Tüm bunlarla birlikte Filistin davası özü itibarıyla insan olma, insan kalma mücadelesidir. Müslümanların yanı sıra vicdan sahibi her insanın meselesidir. Elbette bu dava bir siyasetin de ötesinde bir vicdan meselesidir. Bugün burada bulunan siz kardeşlerim aslında bunu yapıyorsunuz.
"ZULME KARŞI SUSMAYARAK TÜM İNSANLIĞA NEFES OLUYORSUNUZ"
Duruşunuzla sadece Filistin'i ve Filistin halkını değil, insanlığı ve insani değerleri de savunuyorsunuz. Zulme karşı susmayarak, baskılara boyun eğmeyerek tüm insanlığa adeta nefes oluyorsunuz.
Filistin davasına verdiğiniz güçlü destek için, zor zamanda sergilediğiniz onurlu duruş için, insanlık cephesinde cesaretle yer aldığınız için her birinizi kutluyorum.
Türkiye Büyük Millet Meclisi Başkanımıza da bu anlamlı toplantıya öncülük ettiği için ayrıca teşekkür ediyorum. İnşallah bu dayanışmayı, bu birlikteliği ilelebet muhafaza edeceğiz.
"GAZZELİ KARDEŞLERİMİZ SON ASRIN EN BÜYÜK HAYDUTLUĞUYLA KARŞI KARŞIYA"
7 Ekim 2023 tarihinden bu yana Gazzeli ve Filistinli kardeşlerimiz son asrın en büyük haydutluklarından birine maruz kalıyor. İsrail hükümeti çocuk, kadın, bebek, yaşlı demeden tam bir cinnet halinde Filistinli kardeşlerimizi katlediyor.
İsrail'in vahşice öldürdüğü 60 bine yakın Filistinlinin kahir ekseriyeti kadın ve çocuk. Nüfusun yüzde 7'den fazlası ya katledildi ya da sakat bırakıldı. Sahadaki gerçekleri dünyaya aktarmak için çalışan tam 212 gazeteci infaz edildi. Önceki gün bir kadın gazeteciyi 10 kişilik ailesiyle birlikte şehit ettiler.
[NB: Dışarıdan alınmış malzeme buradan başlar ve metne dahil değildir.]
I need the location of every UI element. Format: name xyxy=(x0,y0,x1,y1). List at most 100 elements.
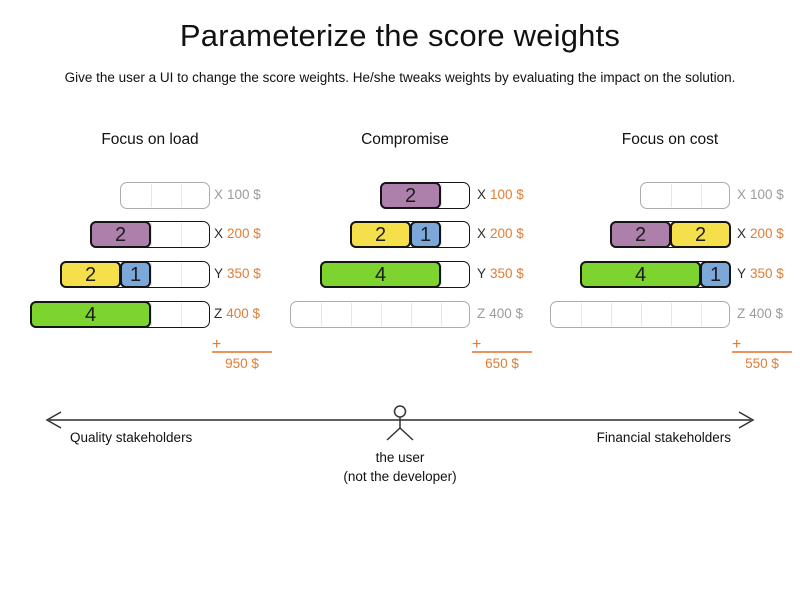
weight-track-focus-on-cost-z-3 xyxy=(550,301,730,328)
unit-divider xyxy=(151,184,152,207)
sum-line xyxy=(472,351,532,353)
block-value: 2 xyxy=(694,223,707,246)
process-block-blue: 1 xyxy=(120,261,151,288)
weight-track-focus-on-cost-x-0 xyxy=(640,182,730,209)
weight-track-compromise-z-3 xyxy=(290,301,470,328)
resource-letter: X xyxy=(737,187,747,202)
unit-divider xyxy=(351,303,352,326)
resource-cost: 400 $ xyxy=(489,306,524,321)
resource-cost: 100 $ xyxy=(227,187,261,202)
resource-letter: X xyxy=(477,226,487,241)
block-value: 4 xyxy=(634,263,647,286)
axis-label-financial: Financial stakeholders xyxy=(596,430,731,445)
unit-divider xyxy=(411,303,412,326)
unit-divider xyxy=(181,303,182,326)
unit-divider xyxy=(441,263,442,286)
process-block-purple: 2 xyxy=(610,221,671,248)
total-cost-focus-on-cost: 550 $ xyxy=(745,356,779,371)
process-block-green: 4 xyxy=(580,261,701,288)
block-value: 1 xyxy=(709,263,722,286)
slide-title: Parameterize the score weights xyxy=(179,18,621,53)
unit-divider xyxy=(441,303,442,326)
plus-sign: + xyxy=(212,336,222,353)
unit-divider xyxy=(151,223,152,246)
unit-divider xyxy=(151,263,152,286)
unit-divider xyxy=(181,263,182,286)
process-block-blue: 1 xyxy=(700,261,731,288)
resource-letter: Y xyxy=(477,266,487,281)
sum-line xyxy=(732,351,792,353)
plus-sign: + xyxy=(472,336,482,353)
weight-track-focus-on-load-x-1: 2 xyxy=(90,221,210,248)
process-block-purple: 2 xyxy=(380,182,441,209)
unit-divider xyxy=(581,303,582,326)
plus-sign: + xyxy=(732,336,742,353)
resource-cost: 350 $ xyxy=(750,266,784,281)
total-cost-focus-on-load: 950 $ xyxy=(225,356,259,371)
weight-track-focus-on-load-x-0 xyxy=(120,182,210,209)
unit-divider xyxy=(181,184,182,207)
resource-letter: Y xyxy=(737,266,747,281)
unit-divider xyxy=(321,303,322,326)
resource-letter: Y xyxy=(214,266,224,281)
resource-letter: X xyxy=(214,226,224,241)
process-block-purple: 2 xyxy=(90,221,151,248)
block-value: 1 xyxy=(129,263,142,286)
process-block-green: 4 xyxy=(30,301,151,328)
axis-label-quality: Quality stakeholders xyxy=(70,430,193,445)
column-title-focus-on-load: Focus on load xyxy=(101,131,199,148)
resource-letter: X xyxy=(737,226,747,241)
arrowhead-right-icon xyxy=(738,411,755,429)
block-value: 2 xyxy=(374,223,387,246)
stakeholder-axis xyxy=(45,405,755,441)
column-title-focus-on-cost: Focus on cost xyxy=(621,131,719,148)
process-block-yellow: 2 xyxy=(670,221,731,248)
unit-divider xyxy=(151,303,152,326)
resource-cost: 200 $ xyxy=(750,226,784,241)
block-value: 4 xyxy=(374,263,387,286)
resource-cost: 400 $ xyxy=(226,306,261,321)
resource-letter: Z xyxy=(214,306,223,321)
unit-divider xyxy=(441,223,442,246)
unit-divider xyxy=(641,303,642,326)
unit-divider xyxy=(701,184,702,207)
block-value: 1 xyxy=(419,223,432,246)
resource-cost: 200 $ xyxy=(490,226,524,241)
resource-cost: 350 $ xyxy=(227,266,261,281)
unit-divider xyxy=(441,184,442,207)
axis-label-not-developer: (not the developer) xyxy=(343,469,457,484)
resource-cost: 400 $ xyxy=(749,306,784,321)
unit-divider xyxy=(701,303,702,326)
unit-divider xyxy=(611,303,612,326)
sum-line xyxy=(212,351,272,353)
slide-subtitle: Give the user a UI to change the score w… xyxy=(64,70,736,85)
block-value: 2 xyxy=(114,223,127,246)
resource-cost: 100 $ xyxy=(490,187,524,202)
weight-track-compromise-x-0: 2 xyxy=(380,182,470,209)
unit-divider xyxy=(671,184,672,207)
resource-letter: X xyxy=(477,187,487,202)
unit-divider xyxy=(381,303,382,326)
resource-letter: X xyxy=(214,187,224,202)
unit-divider xyxy=(181,223,182,246)
block-value: 2 xyxy=(404,184,417,207)
process-block-blue: 1 xyxy=(410,221,441,248)
process-block-green: 4 xyxy=(320,261,441,288)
Yüzlerce doktor, hemşire, sağlık personeli kurşunların hedefi oldu. Yardım görevlileri öldürüldü. İlaç, su, gıda bulamadığı için bebekler göz göre göre hayatını kaybetti. Çocuğunun doğum gününü Gazzeli çocukları öldürerek kutlayacak kadar insanlıktan çıkmış bir güruhla karşı karşıya kaldık.